Dividend policy
On 31 March 2015 The Management Board of the Bank adopted the new version of "Principles of management of capital adequacy and equity in PKO Bank Polski SA and PKO Bank Polski SA Group", which encompass i.e., the dividend policy.
The general principle of the Bank’s dividend policy is the stable execution of dividend payments over a long period in keeping with the principle of prudent management of bank and in line with the Bank’s and the Group’s financial capabilities. The objective of the dividend policy is to optimally shape the Bank’s and the Group’s capital structure, taking into account the return on capital employed and its cost, capital requirements related to development, accompanied by the necessity to ensure an appropriate level of the capital adequacy ratios.
Dividend policy implies the possibility of carrying out payments from the Bank's profit for shareholders in the long term in the amount of the excess capital above the minimum capital adequacy ratios with an additional capital cushion. Dividend policy takes into account factors related to the operations of the Bank and other entities from the Group, and in particular the supervisory requirements and recommendations in terms of capital adequacy
Capital adequacy ratios determining the dividend criteria are:
- the capital adequacy ratio of the Bank and the Group will be above 12,5% and
- the common equity Tier 1 ratio of the Bank and the Group will be above 12%.
These principles were approved by the Supervisory Board on 6 May 2015.
On 31 March 2015, the Bank received recommendation from the PFSA to stop the entire profit of PKO Bank Polski SA generated in the period from 1 January 2014 to 31 December 2014 - until the establishment of the supervisory authority the amount of additional capital requirement for the Bank. PFSA expected submission of the opinion in this regard by the Management Board and the Supervisory Board.
On 7 April 2015 Management Board and on 8 April 2015 the Supervisory Board adopted resolutions on the application of PFSA’s recommendation within the scope of their competencies. The Bank informed that in accordance with Article 395 § 2 point 2 of the Commercial Companies Code (KSH), the decision regarding the distribution of profit belongs to the Ordinary General Shareholders’ Meeting.
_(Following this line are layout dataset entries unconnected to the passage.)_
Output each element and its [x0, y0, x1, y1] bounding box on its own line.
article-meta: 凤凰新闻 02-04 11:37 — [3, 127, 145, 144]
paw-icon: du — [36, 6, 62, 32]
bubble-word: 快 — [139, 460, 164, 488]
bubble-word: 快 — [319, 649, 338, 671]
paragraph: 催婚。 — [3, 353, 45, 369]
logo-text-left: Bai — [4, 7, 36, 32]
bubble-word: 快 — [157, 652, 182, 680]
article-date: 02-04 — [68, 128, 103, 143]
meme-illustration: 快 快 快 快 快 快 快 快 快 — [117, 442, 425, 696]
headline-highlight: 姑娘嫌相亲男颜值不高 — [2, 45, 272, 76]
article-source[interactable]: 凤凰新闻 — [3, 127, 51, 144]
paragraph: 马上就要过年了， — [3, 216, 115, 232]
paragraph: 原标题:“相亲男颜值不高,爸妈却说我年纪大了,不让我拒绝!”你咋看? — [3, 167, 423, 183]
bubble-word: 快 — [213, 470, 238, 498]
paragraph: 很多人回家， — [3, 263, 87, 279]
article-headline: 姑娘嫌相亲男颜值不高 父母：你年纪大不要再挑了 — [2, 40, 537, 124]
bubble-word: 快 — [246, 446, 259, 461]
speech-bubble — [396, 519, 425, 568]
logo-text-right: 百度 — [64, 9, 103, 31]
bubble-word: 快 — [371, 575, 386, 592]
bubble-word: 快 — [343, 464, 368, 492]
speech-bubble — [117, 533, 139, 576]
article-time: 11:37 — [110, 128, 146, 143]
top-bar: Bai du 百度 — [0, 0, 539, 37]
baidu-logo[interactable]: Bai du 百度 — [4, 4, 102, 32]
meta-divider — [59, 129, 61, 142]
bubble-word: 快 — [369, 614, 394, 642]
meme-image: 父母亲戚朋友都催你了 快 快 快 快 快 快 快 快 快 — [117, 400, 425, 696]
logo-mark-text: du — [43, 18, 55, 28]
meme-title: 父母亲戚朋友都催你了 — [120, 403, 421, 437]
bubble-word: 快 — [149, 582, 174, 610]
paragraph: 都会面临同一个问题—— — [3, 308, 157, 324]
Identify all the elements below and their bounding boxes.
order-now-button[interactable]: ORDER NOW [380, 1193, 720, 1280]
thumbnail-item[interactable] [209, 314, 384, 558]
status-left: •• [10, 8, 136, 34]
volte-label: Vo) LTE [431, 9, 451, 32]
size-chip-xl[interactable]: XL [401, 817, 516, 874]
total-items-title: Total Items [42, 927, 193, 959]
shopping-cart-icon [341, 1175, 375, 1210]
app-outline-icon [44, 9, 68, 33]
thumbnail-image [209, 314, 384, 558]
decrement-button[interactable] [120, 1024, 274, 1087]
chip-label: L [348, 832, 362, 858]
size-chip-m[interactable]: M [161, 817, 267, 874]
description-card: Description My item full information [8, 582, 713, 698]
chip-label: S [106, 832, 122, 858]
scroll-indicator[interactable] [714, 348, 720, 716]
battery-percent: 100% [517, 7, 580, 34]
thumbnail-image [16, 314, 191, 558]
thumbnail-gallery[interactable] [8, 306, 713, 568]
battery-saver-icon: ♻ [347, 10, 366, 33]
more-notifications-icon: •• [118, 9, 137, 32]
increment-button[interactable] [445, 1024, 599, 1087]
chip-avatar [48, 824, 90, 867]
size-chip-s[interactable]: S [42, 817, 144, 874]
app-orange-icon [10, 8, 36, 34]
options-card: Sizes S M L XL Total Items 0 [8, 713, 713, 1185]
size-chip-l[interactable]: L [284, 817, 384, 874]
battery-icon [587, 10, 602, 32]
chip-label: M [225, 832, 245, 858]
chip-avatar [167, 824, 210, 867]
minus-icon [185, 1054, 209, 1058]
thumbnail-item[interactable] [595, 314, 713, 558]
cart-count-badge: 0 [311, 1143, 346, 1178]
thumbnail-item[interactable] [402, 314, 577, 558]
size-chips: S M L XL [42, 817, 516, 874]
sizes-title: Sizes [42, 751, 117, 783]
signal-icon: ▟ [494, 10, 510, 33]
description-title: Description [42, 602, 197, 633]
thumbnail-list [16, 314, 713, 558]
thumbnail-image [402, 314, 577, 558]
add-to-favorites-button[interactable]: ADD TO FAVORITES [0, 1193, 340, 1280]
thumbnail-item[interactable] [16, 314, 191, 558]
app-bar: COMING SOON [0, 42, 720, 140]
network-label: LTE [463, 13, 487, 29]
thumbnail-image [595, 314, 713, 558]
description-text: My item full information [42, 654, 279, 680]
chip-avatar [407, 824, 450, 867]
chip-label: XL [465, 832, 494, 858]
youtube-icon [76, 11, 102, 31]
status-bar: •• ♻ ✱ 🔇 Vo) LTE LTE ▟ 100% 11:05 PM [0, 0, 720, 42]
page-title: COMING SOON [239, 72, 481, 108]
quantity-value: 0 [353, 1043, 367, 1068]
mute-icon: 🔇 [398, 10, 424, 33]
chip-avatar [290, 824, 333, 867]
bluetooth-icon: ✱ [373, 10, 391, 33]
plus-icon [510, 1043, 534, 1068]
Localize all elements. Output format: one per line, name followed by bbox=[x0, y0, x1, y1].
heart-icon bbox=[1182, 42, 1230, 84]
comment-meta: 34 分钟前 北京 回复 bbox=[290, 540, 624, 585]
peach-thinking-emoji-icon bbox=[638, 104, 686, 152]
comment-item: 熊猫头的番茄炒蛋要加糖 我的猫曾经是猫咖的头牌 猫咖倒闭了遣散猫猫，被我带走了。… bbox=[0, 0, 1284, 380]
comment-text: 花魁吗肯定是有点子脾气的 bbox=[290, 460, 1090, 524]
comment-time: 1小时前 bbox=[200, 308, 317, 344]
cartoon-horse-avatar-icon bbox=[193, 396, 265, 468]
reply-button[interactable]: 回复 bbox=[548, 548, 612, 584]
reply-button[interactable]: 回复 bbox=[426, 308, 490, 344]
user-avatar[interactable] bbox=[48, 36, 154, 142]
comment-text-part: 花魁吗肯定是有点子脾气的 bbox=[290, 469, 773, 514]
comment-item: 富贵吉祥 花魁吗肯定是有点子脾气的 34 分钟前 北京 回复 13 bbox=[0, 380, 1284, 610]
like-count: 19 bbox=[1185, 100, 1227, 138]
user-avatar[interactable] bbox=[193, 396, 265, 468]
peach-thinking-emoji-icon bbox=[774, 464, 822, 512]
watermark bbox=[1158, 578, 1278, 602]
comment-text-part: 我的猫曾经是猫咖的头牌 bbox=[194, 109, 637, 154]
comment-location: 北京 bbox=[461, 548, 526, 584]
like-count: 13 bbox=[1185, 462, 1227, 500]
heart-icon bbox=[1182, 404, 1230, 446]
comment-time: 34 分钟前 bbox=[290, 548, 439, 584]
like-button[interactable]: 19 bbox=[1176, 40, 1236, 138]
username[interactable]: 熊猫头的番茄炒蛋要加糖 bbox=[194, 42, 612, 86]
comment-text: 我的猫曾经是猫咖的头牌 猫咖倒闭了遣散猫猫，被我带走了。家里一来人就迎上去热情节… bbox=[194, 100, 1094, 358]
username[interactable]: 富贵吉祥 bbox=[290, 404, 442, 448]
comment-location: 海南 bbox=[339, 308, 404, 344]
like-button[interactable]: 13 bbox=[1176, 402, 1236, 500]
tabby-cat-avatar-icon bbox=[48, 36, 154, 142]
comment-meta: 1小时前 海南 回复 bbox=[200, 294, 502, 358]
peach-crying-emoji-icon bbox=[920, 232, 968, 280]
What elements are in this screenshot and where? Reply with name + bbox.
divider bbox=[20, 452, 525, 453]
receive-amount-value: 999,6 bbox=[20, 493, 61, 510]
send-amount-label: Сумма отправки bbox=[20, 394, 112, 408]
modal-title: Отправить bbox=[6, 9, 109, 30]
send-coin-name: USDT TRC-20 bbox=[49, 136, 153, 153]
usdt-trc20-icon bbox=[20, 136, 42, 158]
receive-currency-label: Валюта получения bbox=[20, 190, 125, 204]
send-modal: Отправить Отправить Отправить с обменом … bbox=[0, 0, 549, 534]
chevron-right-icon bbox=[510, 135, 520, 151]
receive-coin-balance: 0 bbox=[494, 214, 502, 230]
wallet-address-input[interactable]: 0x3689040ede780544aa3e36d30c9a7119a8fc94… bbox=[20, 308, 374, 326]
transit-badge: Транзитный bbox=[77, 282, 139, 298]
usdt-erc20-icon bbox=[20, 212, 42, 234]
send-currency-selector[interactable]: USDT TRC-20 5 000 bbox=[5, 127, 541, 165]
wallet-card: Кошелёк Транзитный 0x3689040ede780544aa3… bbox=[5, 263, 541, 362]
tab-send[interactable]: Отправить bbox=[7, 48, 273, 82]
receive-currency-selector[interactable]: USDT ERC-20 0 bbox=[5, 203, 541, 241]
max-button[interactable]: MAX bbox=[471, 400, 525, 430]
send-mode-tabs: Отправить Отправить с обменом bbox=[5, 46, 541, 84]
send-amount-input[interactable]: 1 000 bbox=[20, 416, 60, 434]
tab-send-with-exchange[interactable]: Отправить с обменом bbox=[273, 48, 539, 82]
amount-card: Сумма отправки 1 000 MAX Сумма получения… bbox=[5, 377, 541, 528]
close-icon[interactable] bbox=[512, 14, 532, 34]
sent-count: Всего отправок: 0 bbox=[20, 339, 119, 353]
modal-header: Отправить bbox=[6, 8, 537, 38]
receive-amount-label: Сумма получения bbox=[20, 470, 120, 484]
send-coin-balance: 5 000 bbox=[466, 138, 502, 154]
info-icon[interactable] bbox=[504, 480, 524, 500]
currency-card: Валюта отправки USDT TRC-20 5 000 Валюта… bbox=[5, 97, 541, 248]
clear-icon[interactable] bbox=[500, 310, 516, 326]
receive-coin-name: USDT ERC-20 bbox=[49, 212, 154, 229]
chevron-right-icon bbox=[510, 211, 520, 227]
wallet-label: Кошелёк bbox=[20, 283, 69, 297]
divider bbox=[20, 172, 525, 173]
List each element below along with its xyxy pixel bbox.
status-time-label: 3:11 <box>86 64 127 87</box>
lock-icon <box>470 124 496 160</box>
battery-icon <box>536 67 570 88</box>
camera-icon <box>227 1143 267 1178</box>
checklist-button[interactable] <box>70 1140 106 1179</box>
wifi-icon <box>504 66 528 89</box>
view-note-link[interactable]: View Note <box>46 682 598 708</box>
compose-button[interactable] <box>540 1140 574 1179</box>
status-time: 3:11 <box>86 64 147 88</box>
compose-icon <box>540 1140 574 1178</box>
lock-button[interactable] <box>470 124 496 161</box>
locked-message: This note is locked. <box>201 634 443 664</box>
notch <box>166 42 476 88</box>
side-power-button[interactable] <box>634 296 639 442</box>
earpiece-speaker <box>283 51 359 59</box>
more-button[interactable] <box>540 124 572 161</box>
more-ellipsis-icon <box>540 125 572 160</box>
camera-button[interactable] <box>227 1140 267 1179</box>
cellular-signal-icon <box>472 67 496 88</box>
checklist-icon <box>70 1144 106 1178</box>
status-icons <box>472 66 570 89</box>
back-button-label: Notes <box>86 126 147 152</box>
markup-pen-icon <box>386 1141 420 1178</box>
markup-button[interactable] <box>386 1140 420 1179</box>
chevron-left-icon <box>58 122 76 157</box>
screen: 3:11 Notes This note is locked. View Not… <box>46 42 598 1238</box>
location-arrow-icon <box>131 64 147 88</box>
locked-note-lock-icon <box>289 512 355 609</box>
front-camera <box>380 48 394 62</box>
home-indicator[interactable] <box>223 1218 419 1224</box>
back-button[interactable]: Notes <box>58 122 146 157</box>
On 23 October 2015, the Management Board received from the PFSA recommendation concerning the amount of the additional requirement of own funds. PFSA recommended the maintenance of the Bank's own funds to cover the additional capital requirement at the level of 0.76 p.p. in order to hedge risk arising from foreign currency mortgage loans, which should consist of at least 75% of Tier1 capital (equivalent to 0.57 pp.). This means that:
- minimum capital ratios of the Bank taking into account the additional capital requirement recommended by the PFSA are: T1=9+0.57=9.57%, TCR=12+0.76=12.76%,
- capital ratios of the Bank taking into account the additional capital requirement in the context of dividend policy recommended by PFSA are:
- The criteria for payment up to 50% profit for 2014 r.: CET1=12+0.57=12.57%, TCR=12.5+0.76=13.26%,
- The criteria for payment up to 100% profit for 2014 r. : CET1=12+0.57=12.57%, TCR=15.5+0.76=16.26%.
This recommendation should be respected by the Bank from the date of receipt of the appeal until cancellation- i.e. until the PFSA considers - based on the analysis and evaluation of the supervisory board - that risk associated with FX mortgage loans, being the reason of the imposition on the Bank additional capital requirement, has significantly changed. PFSA recommended also the retention by the Bank of at least 50% of the profit generated in the period from 1 January 2014 to 31 December 2014.
Dividend payment
On 25 June 2015, the Ordinary General Shareholders’ Meeting of PKO Bank Polski SA decided about the distribution of net profit of PKO Bank Polski SA for the year 2014 and retained earnings from previous years, allocating the profit in accordance with the recommendation of the Bank’s Management Board for the supplementary and reserve capital and leaving the undivided amount of PLN 1 250 000 thousand for dividends to shareholders. Resolution of the Ordinary General Shareholders’ Meeting of the Bank on the distribution of profit for 2014 was consistent with the recommendation of the PFSA dated 31 March 2015.